The first step in profiling your migraine is to identify its characteristics: what it looks and feels like, what symptoms you experience, and when they come. Then you’ll add your personal migraine triggers into the profile. Finally, in a later chapter, you’ll identify the various treatment options that work for you. You have to know and understand your migraine intimately so that you can limit its effects on your life. It’s like knowing your enemy so you can defeat it.
The Four Stages
Unlike other headaches, migraines are complex. They may, but don’t always, come in four stages, like a four-act dramatic play. These stages are:
Prodrome
Aura
The pain phase (the headache and nausea, e.g.)
Postdrome, or migraine hangover
As with everything else in migraine disease, these four stages vary greatly among migraineurs. Not everyone experiences all of them. About 80 percent never get the aura stage, and some get aura only during certain migraine attacks. Some get aura but no headache or pain stage. Some don’t get prodrome.
However, it’s very possible that you have experienced all four stages but didn’t know it. Many patients come to me with no idea that a migraine attack has distinct phases with a host of possible symptoms in each one. Once they learn about migraine stages, they begin to piece together the pattern of their own attacks and often find many more facets to their migraines than they’d realized.
One of my patients was certain that her migraines were quite simple: a severe headache and nausea, nothing more. But as she learned more about migraines, she found her migraine wasn’t simple at all. During her next attack, she noticed that she tripped twice while walking. She a
lso realized that she had a heavy tongue and slurred her words in the hour before the headache arrived. She’d never noticed these symptoms before and certainly hadn’t connected them to her migraine attacks. Now she realizes that her migraine is sending her specific warning signals, which she can put to good use by getting treatment right away.
Halting a Migraine in Its Tracks
Let’s talk about halting a migraine before it becomes painful—the “abort” part of our approach.
In trying to abort a migraine, two time frames will help you: the prodrome phase and the aura phase.
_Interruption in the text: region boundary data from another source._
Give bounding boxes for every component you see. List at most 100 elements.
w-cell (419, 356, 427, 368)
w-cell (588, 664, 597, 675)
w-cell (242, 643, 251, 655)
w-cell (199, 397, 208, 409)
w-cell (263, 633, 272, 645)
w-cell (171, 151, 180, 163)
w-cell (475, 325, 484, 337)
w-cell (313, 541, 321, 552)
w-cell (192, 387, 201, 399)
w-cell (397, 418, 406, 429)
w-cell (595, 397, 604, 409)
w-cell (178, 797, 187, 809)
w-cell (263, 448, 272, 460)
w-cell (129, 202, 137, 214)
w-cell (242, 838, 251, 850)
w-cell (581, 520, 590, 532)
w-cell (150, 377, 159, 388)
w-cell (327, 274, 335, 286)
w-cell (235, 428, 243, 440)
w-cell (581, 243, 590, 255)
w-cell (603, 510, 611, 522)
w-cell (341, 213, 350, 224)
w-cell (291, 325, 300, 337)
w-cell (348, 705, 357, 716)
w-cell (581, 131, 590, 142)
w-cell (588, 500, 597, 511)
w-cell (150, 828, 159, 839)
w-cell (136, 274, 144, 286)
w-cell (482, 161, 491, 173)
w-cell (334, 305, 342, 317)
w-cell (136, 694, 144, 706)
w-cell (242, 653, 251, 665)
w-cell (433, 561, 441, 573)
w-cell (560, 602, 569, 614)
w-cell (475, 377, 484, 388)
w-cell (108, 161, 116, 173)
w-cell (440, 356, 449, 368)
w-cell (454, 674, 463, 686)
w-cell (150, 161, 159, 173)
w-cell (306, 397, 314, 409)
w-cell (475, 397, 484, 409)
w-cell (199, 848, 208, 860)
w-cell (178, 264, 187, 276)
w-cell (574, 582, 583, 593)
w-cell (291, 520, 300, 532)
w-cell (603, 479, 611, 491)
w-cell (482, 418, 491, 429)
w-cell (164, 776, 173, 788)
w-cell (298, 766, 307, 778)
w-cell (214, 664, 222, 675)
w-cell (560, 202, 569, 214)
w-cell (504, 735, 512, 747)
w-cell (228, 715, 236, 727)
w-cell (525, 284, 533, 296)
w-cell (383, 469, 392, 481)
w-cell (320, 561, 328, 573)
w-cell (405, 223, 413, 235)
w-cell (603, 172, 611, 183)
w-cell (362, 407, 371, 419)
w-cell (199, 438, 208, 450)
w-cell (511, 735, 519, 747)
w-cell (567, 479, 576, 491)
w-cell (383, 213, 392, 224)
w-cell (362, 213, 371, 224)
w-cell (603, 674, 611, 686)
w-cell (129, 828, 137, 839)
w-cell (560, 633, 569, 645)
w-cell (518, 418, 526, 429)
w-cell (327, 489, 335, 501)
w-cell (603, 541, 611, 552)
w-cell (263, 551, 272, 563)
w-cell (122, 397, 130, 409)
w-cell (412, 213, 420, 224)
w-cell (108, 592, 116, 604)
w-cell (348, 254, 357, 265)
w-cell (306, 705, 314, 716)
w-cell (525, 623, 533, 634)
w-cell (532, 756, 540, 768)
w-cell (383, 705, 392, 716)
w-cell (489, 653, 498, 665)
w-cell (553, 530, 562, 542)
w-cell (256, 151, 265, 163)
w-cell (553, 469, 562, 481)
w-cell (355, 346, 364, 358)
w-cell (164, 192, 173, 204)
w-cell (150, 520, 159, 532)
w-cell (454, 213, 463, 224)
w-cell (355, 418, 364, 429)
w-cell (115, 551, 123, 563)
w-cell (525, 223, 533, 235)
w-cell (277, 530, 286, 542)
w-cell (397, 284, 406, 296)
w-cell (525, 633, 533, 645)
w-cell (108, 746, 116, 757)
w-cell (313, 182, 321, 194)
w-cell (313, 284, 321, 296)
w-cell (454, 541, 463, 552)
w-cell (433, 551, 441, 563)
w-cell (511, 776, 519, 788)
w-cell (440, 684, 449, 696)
Prodrome is the warning phase that a migraine is about to attack. It’s also called the premonitory phase because you are sensing—getting a premonition—that the migraine is on its way. Aura, which comes next, is when your brain is already acting differently and affecting other parts of your body. Believe it or not, you will come to cherish both prodrome and aura. As annoying or frightening as they can be, these phases are invaluable aids for stopping the migraine chain reaction before it gets to the pain phase.